Bill Sugden
Credentials: PhD
Position title: Professor
Email: sugden@oncology.wisc.edu
Phone: (608) 262-1116
Address:
6555 Wi Institute Medical Research
1111 Highland Ave
Madison, WI 53705
Focus Groups
Cancer Biology
Education
PhD, Columbia University
James A. Miller Professor of Oncology American Cancer Society Research Professor
Research Summary
Molecular biology of the human tumor virus, Epstein-Barr virus
Research Detail
We work with Epstein-Barr Virus (EBV) because it causes several different cancers in people.
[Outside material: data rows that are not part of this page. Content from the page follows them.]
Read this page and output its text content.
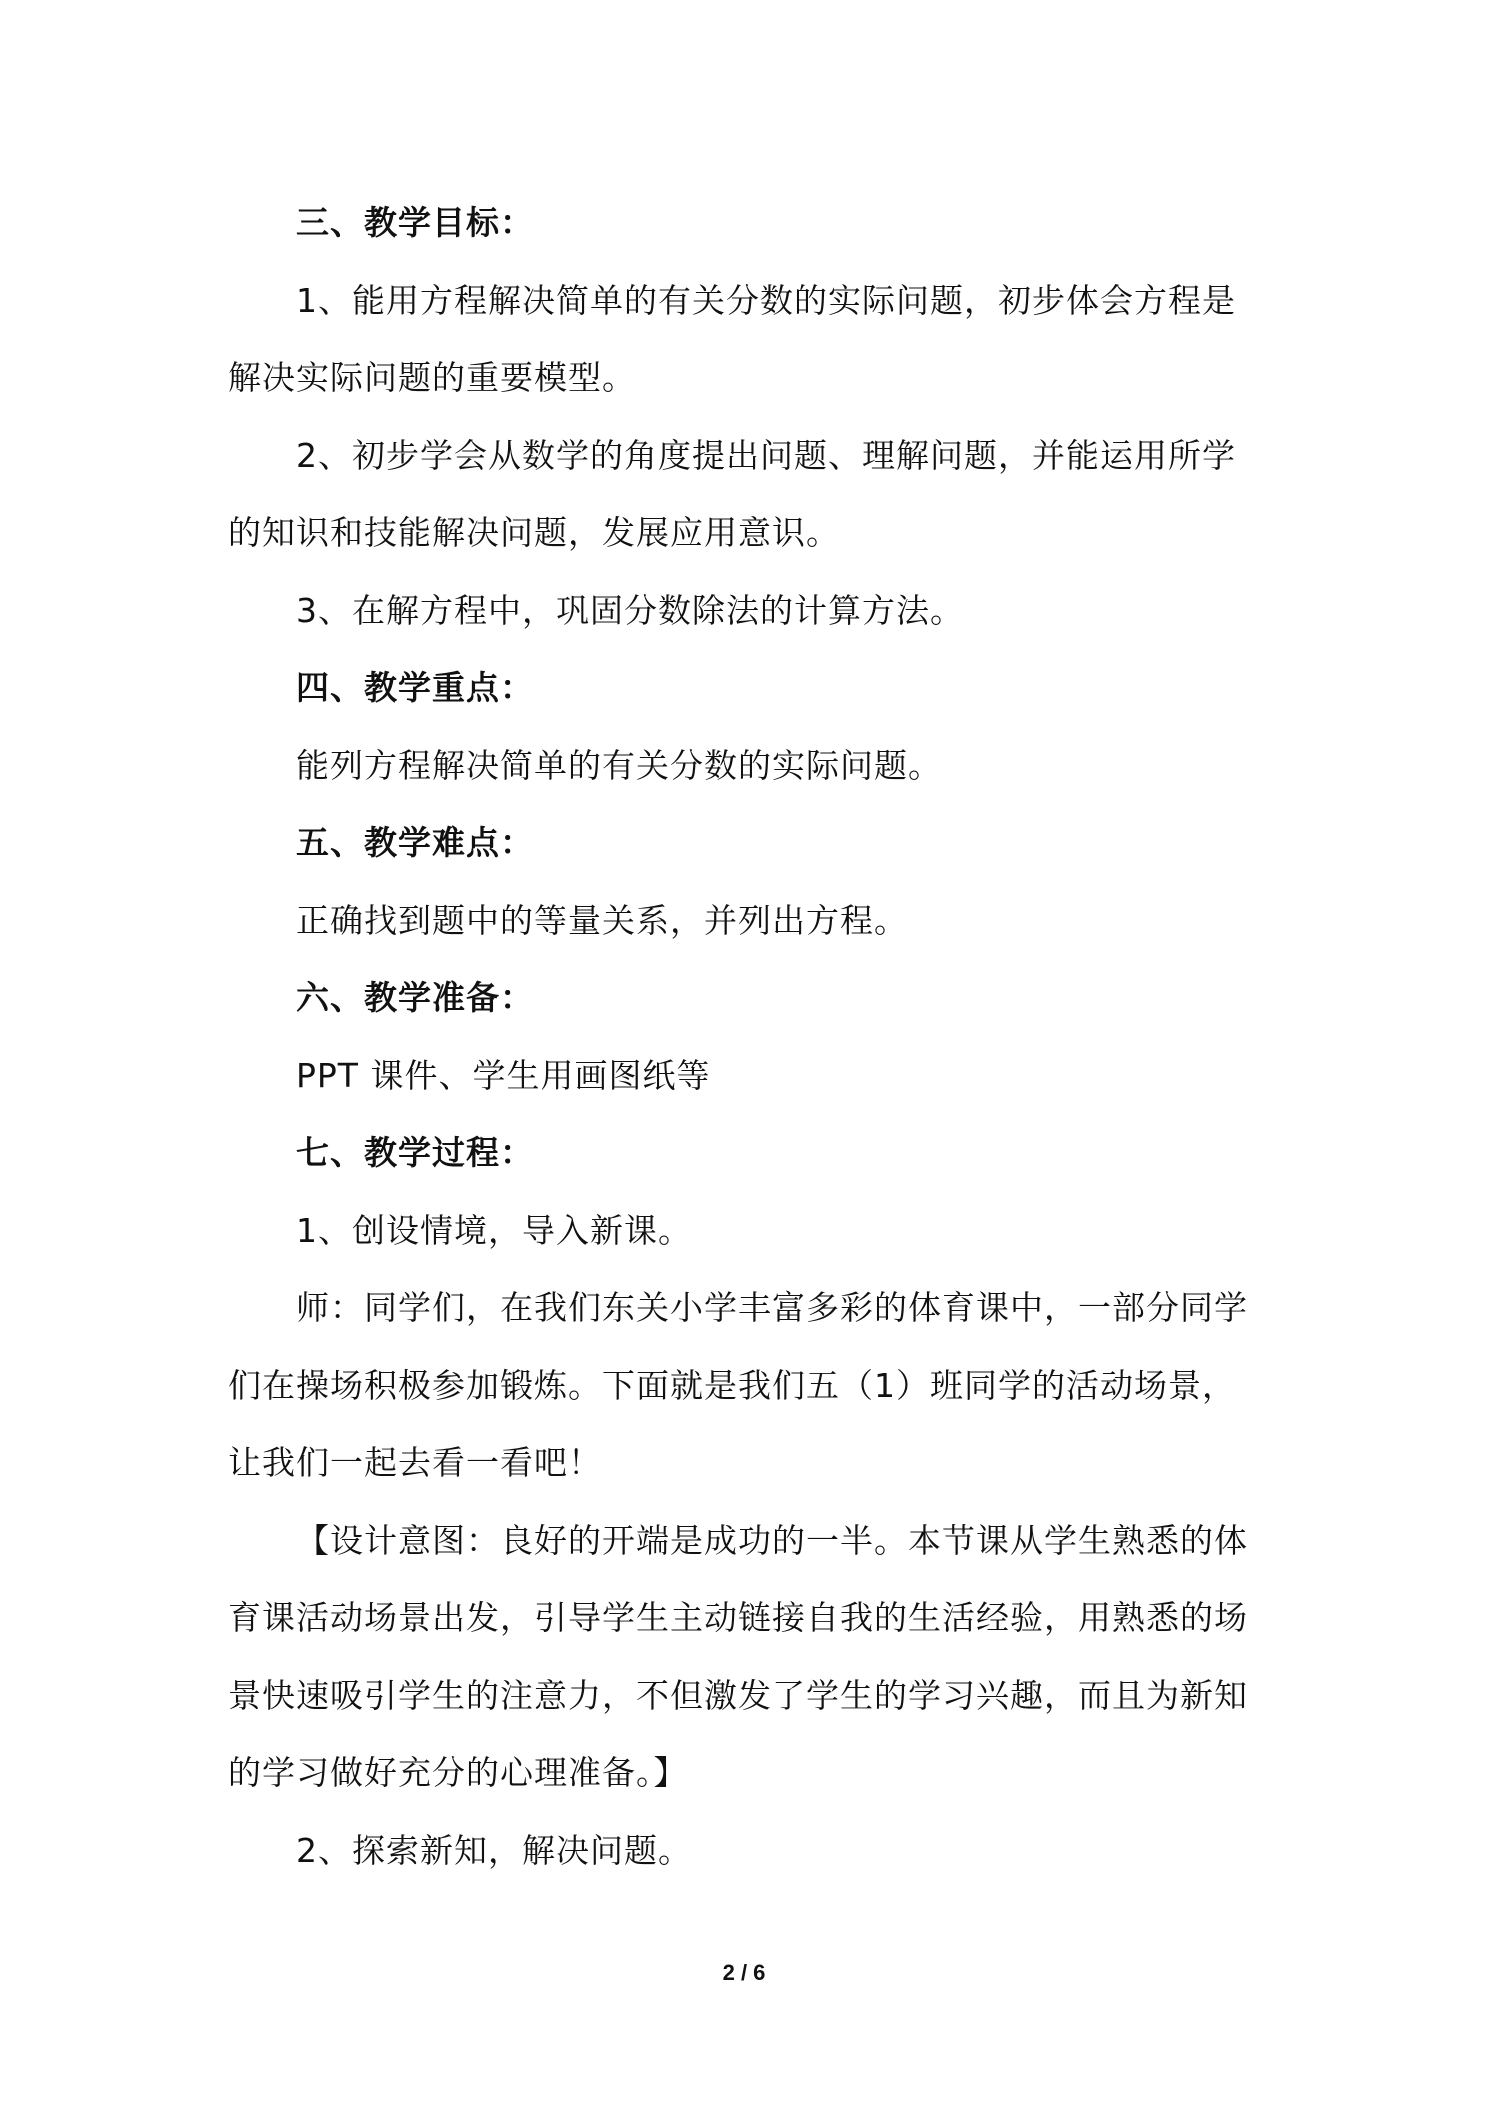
三、教学目标：
1、能用方程解决简单的有关分数的实际问题，初步体会方程是
解决实际问题的重要模型。
2、初步学会从数学的角度提出问题、理解问题，并能运用所学
的知识和技能解决问题，发展应用意识。
3、在解方程中，巩固分数除法的计算方法。
四、教学重点：
能列方程解决简单的有关分数的实际问题。
五、教学难点：
正确找到题中的等量关系，并列出方程。
六、教学准备：
PPT 课件、学生用画图纸等
七、教学过程：
1、创设情境，导入新课。
师：同学们，在我们东关小学丰富多彩的体育课中，一部分同学
们在操场积极参加锻炼。下面就是我们五（1）班同学的活动场景，
让我们一起去看一看吧！
【设计意图：良好的开端是成功的一半。本节课从学生熟悉的体
育课活动场景出发，引导学生主动链接自我的生活经验，用熟悉的场
景快速吸引学生的注意力，不但激发了学生的学习兴趣，而且为新知
的学习做好充分的心理准备。】
2、探索新知，解决问题。
2 / 6
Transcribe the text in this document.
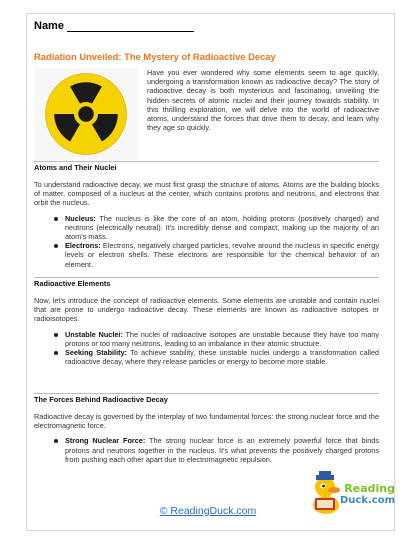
Name
Radiation Unveiled: The Mystery of Radioactive Decay

Have you ever wondered why some elements seem to age quickly, undergoing a transformation known as radioactive decay? The story of radioactive decay is both mysterious and fascinating, unveiling the hidden secrets of atomic nuclei and their journey towards stability. In this thrilling exploration, we will delve into the world of radioactive atoms, understand the forces that drive them to decay, and learn why they age so quickly.

Atoms and Their Nuclei

To understand radioactive decay, we must first grasp the structure of atoms. Atoms are the building blocks of matter, composed of a nucleus at the center, which contains protons and neutrons, and electrons that orbit the nucleus.

Nucleus: The nucleus is like the core of an atom, holding protons (positively charged) and neutrons (electrically neutral). It's incredibly dense and compact, making up the majority of an atom's mass.
Electrons: Electrons, negatively charged particles, revolve around the nucleus in specific energy levels or electron shells. These electrons are responsible for the chemical behavior of an element.

Radioactive Elements

Now, let's introduce the concept of radioactive elements. Some elements are unstable and contain nuclei that are prone to undergo radioactive decay. These elements are known as radioactive isotopes or radioisotopes.

Unstable Nuclei: The nuclei of radioactive isotopes are unstable because they have too many protons or too many neutrons, leading to an imbalance in their atomic structure.
Seeking Stability: To achieve stability, these unstable nuclei undergo a transformation called radioactive decay, where they release particles or energy to become more stable.

The Forces Behind Radioactive Decay

Radioactive decay is governed by the interplay of two fundamental forces: the strong nuclear force and the electromagnetic force.

Strong Nuclear Force: The strong nuclear force is an extremely powerful force that binds protons and neutrons together in the nucleus. It's what prevents the positively charged protons from pushing each other apart due to electromagnetic repulsion.
© ReadingDuck.com
Reading
Duck.com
EBV is a herpesvirus that causes the common, benign infectious mononucleosis, as well as lymphomas such as Burkitt’s Lymphoma, most B-cell lymphomas in immunocompromised hosts, and carcinomas such as nasopharyngeal carcinoma. We study EBV both to understand its contributions to these diseases molecularly and to develop rational means to treat them.
Our research focuses on two facets of EBV pivotal to its inducing and maintaining human tumors. One gene product of EBV, LMP1, mimics cellular signaling pathways but in a ligand-independent manner. Its signaling drives proliferation of EBV-infected B-cells, but at high levels inhibits that proliferation. We are dissecting the mechanisms by which LMP1 regulates its host cell both positively and negatively. A second gene product of EBV, EBNA1, binds several elements of EBV’s origin of plasmid synthesis, oriP, to mediate the synthesis and maintenance of the viral replicon in proliferating cells. EBV’s replicon replicates once per S-phase and uses the cell’s DNA synthetic machinery to do so. We study EBNA1 and oriP to elucidate the mechanisms by which EBV DNA is synthesized and segregated to daughter cells. We also study this viral replicon to gain insights into how EBV subverts its host’s synthetic machinery to support extrachromosomal DNA synthesis. Finally we are studying EBNA1 which not only mediates replication of EBV’s replicon, but also inhibits apoptosis in infectious B-cells to understand its roles in supporting survival of EBV-associated tumors. We want to target EBNA1’s survival functions to develop treatments for tumors caused by EBV.